Я плаваю в банке спирта. В прозрачной стеклянной матке. Не всплываю вверх, не иду на дно. Цепкие молекулы этанола сковали тонкие, словно спички, лапки. Между крохотных пальчиков - перепонки. Мошонка - как у мышонка. А в животе цвета слоновой кости просвечивает младенческое говно.
Десять с половиной недель я провел в другом сосуде, тёплом и мягком. Моей владелицей была студентка, по имени Юлия. А отца звали Юрий. Он преподавал в медицинском. На кафедре анатомии, после окончания аспирантуры.

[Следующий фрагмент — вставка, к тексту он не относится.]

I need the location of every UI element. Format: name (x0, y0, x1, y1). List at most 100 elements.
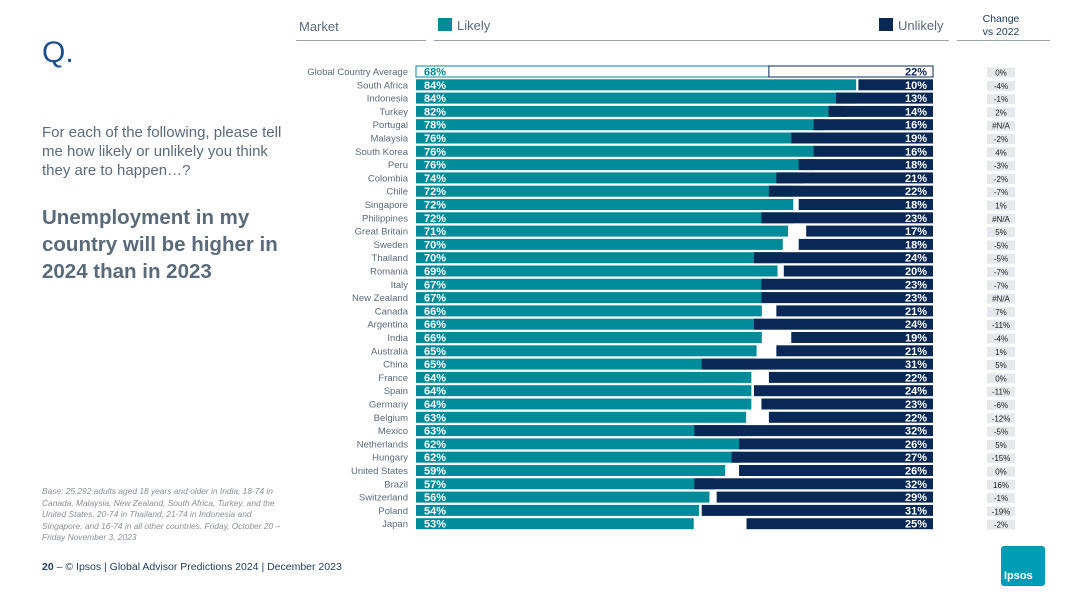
category-label: Hungary (372, 453, 408, 464)
change-value-label: 0% (995, 69, 1007, 78)
likely-bar (416, 425, 747, 437)
change-cell (987, 120, 1015, 131)
change-cell (987, 213, 1015, 224)
change-cell (987, 107, 1015, 118)
likely-bar (416, 119, 825, 131)
change-value-label: 5% (995, 228, 1007, 237)
likely-value-label: 65% (424, 359, 446, 371)
change-value-label: -2% (994, 175, 1008, 184)
unlikely-value-label: 18% (905, 239, 927, 251)
change-value-label: -5% (994, 255, 1008, 264)
likely-bar (416, 411, 747, 423)
likely-bar (416, 465, 726, 476)
change-value-label: #N/A (992, 295, 1010, 304)
change-cell (987, 267, 1015, 277)
change-cell (987, 400, 1015, 410)
likely-value-label: 76% (424, 133, 446, 145)
likely-value-label: 71% (424, 226, 446, 238)
likely-value-label: 70% (424, 239, 446, 251)
likely-value-label: 76% (424, 160, 446, 172)
change-cell (987, 426, 1015, 437)
footer: 20 – © Ipsos | Global Advisor Prediction… (42, 561, 342, 573)
unlikely-bar (746, 518, 933, 530)
category-label: Chile (386, 187, 408, 198)
likely-value-label: 63% (424, 412, 446, 424)
change-header-rule (957, 40, 1050, 41)
change-cell (987, 346, 1015, 357)
likely-bar (416, 332, 762, 343)
likely-value-label: 84% (424, 80, 446, 92)
change-value-label: -5% (994, 428, 1008, 437)
unlikely-value-label: 19% (905, 133, 927, 145)
unlikely-value-label: 22% (905, 412, 927, 424)
unlikely-legend-label: Unlikely (898, 18, 944, 33)
likely-bar (416, 265, 778, 277)
category-label: Romania (370, 267, 409, 278)
likely-bar (416, 438, 741, 450)
likely-value-label: 65% (424, 346, 446, 358)
change-header-line2: vs 2022 (982, 26, 1020, 38)
likely-value-label: 56% (424, 492, 446, 504)
unlikely-legend-swatch (879, 18, 893, 31)
change-value-label: -2% (994, 521, 1008, 530)
unlikely-bar (791, 332, 933, 343)
unlikely-value-label: 17% (905, 226, 927, 238)
likely-bar (416, 358, 757, 370)
change-cell (987, 200, 1015, 211)
change-value-label: -12% (992, 414, 1011, 423)
category-label: Netherlands (357, 439, 408, 450)
unlikely-value-label: 22% (905, 372, 927, 384)
change-value-label: -6% (994, 401, 1008, 410)
change-cell (987, 293, 1015, 304)
ipsos-logo (1001, 546, 1045, 586)
change-cell (987, 439, 1015, 450)
likely-value-label: 82% (424, 106, 446, 118)
change-value-label: -1% (994, 95, 1008, 104)
likely-bar (416, 92, 857, 104)
unlikely-value-label: 20% (905, 266, 927, 278)
change-value-label: -4% (994, 335, 1008, 344)
category-label: Poland (378, 506, 408, 517)
change-value-label: -7% (994, 188, 1008, 197)
change-cell (987, 386, 1015, 397)
unlikely-bar (776, 172, 933, 184)
likely-bar (416, 305, 762, 317)
change-cell (987, 240, 1015, 251)
unlikely-bar (761, 278, 933, 290)
likely-bar (416, 345, 757, 357)
category-label: South Korea (355, 147, 409, 158)
change-cell (987, 333, 1015, 344)
likely-value-label: 74% (424, 173, 446, 185)
unlikely-value-label: 21% (905, 306, 927, 318)
unlikely-value-label: 22% (905, 67, 927, 79)
likely-value-label: 67% (424, 293, 446, 305)
likely-bar (416, 172, 804, 184)
change-value-label: 0% (995, 374, 1007, 383)
likely-bar (416, 238, 783, 250)
change-value-label: #N/A (992, 215, 1010, 224)
category-label: Italy (391, 280, 409, 291)
unlikely-bar (828, 105, 933, 117)
ipsos-logo-text: Ipsos (1004, 570, 1033, 582)
category-label: Belgium (374, 413, 408, 424)
category-label: Portugal (373, 120, 408, 131)
unlikely-value-label: 18% (905, 200, 927, 212)
likely-bar (416, 185, 794, 197)
likely-bar (416, 478, 715, 490)
likely-bar (416, 145, 815, 157)
likely-bar (415, 65, 773, 78)
category-label: India (387, 333, 408, 344)
unlikely-value-label: 10% (905, 80, 927, 92)
likely-value-label: 70% (424, 253, 446, 265)
change-cell (987, 479, 1015, 490)
change-cell (987, 94, 1015, 105)
unlikely-value-label: 23% (905, 293, 927, 305)
likely-value-label: 66% (424, 319, 446, 331)
unlikely-bar (739, 438, 933, 450)
question-marker: Q. (42, 36, 74, 69)
category-label: China (383, 360, 409, 371)
change-value-label: 2% (995, 108, 1007, 117)
change-cell (987, 306, 1015, 317)
unlikely-bar (806, 225, 933, 237)
change-value-label: 5% (995, 441, 1007, 450)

Она всё никак не могла сдать зачёт по черепу. Все эти фоссы, синусы, оссы фронтале эт темпорале. Он завалил её как-то вечером, при пересдаче. В анатомическом зале, прямо на труп. И пенетрировал фаллосом все форамены. Пер ректум, пер ос эт ин вагинале.
Через десять с половиной недель Юлия выбросилась из окна общаги. Наверное, она сошла от учёбы с ума. И судмедэксперт, увлечённо копаясь в материале, в её мертвой холодной матке нашел меня.
Теперь я являюсь экспонатом анатомического музея. Как говаривал странный художник Тер-Оганян, инсталляция - это картина и то, что её окружает. В моём случае, банки с уродцами. Без голов и с головами, как у жаб, крокодильчиков и обезьян.
Откуда я всё это знаю? Не скрою. Ровно в полночь я оживаю. И подключаюсь, через Астрал, к е. и. полю.
Я мог стать великим поэтом. Или художником. Бодлер не смог бы сравниться со мною в стихах. А Дали - в картинах. Я слагал бы из слов или красок импрессии, заразные, как менингит. Проникал в подсознание. И зародышем контркультуры плавал в его глубинах.